The so-called Green Climate Fund was proposed at the 2009 Conference of the Parties (COP) to the United Nations Convention on Climate Change in Copenhagen and agreed upon during the December 2010 COP meetings in Cancun. It is a planned $100 billion-a-year account to mitigate the impact of climatic change and help communities adapt to related effects. Potential Green Climate Fund recipients range from low-carbon transit projects to community relocation efforts to help communities adapt to rising sea levels.

During April 2011 meetings in Mexico City, the Green Climate Fund's transitional committee established work agendas and elected co-chairs to lead the effort. Significantly, representatives from developing countries make up 25 of the 40-country committee and two (Mexico and South Africa) of the group’s three co-chairs. They have their work cut out: the fund’s regulations and structure must be in place for the UN climate change meetings in November 2011 in South Africa.

The transitional committee is mandated to determine the Green Climate Fund's scope, guiding principles, governance structure and relations with institutions such as the UN and World Bank. The committee must also determine various regulatory issues such as how the fund will disburse payments and how those payments will be monitored and evaluated.

What is certain is that the fund will be governed by a 24-member board with equal representation from developing and developed countries. A trustee will administer the fund and a professional secretariat will support it. The fund is not expected to reach $100 billion per year until 2020.

Many questions remain. It's unclear how fund contributions will be secured and enforced, how payments will be made and how the fund will integrate with other multilateral and bilateral climate change funds. While the COP invited the World Bank to serve as the fund’s interim trustee for the first three years, the trustee’s duties and long-term status have yet to be established. There are also questions about whether the World Bank would have a conflict of interest if it served as trustee. Hopefully, upcoming Green Climate Fund meetings in Switzerland, Tokyo, Egypt and Geneva will result in effective answers to these issues.

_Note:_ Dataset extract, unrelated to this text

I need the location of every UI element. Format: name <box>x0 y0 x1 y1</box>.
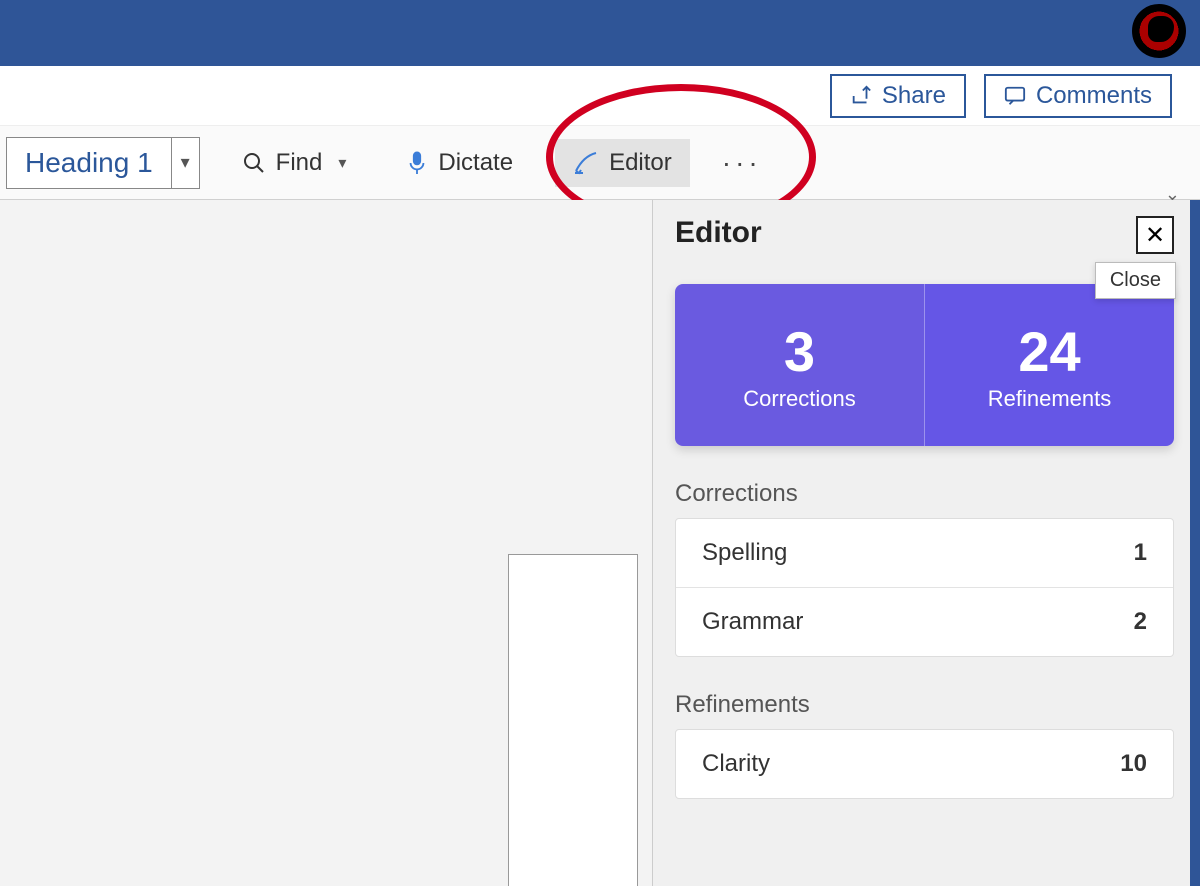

AIDA attended the Green Climate Fund meetings in Mexico as an observer. While we took the opportunity to speak to the committee during its proceedings, we were disappointed by the overall lack of participation and access granted to environmental NGOs and other public interest groups. Too many closed-door meetings violated the spirit of transitional committee’s charge to encourage input from "relevant international organizations and observers."

The fund is the closest thing to a binding global decision on climate change and the best chance for the developing world to play a meaningful role in the solution. AIDA will continue to monitor the fund’s rule-making process and push for more active public participation in the proceedings. We all have a stake in the Green Climate Fund.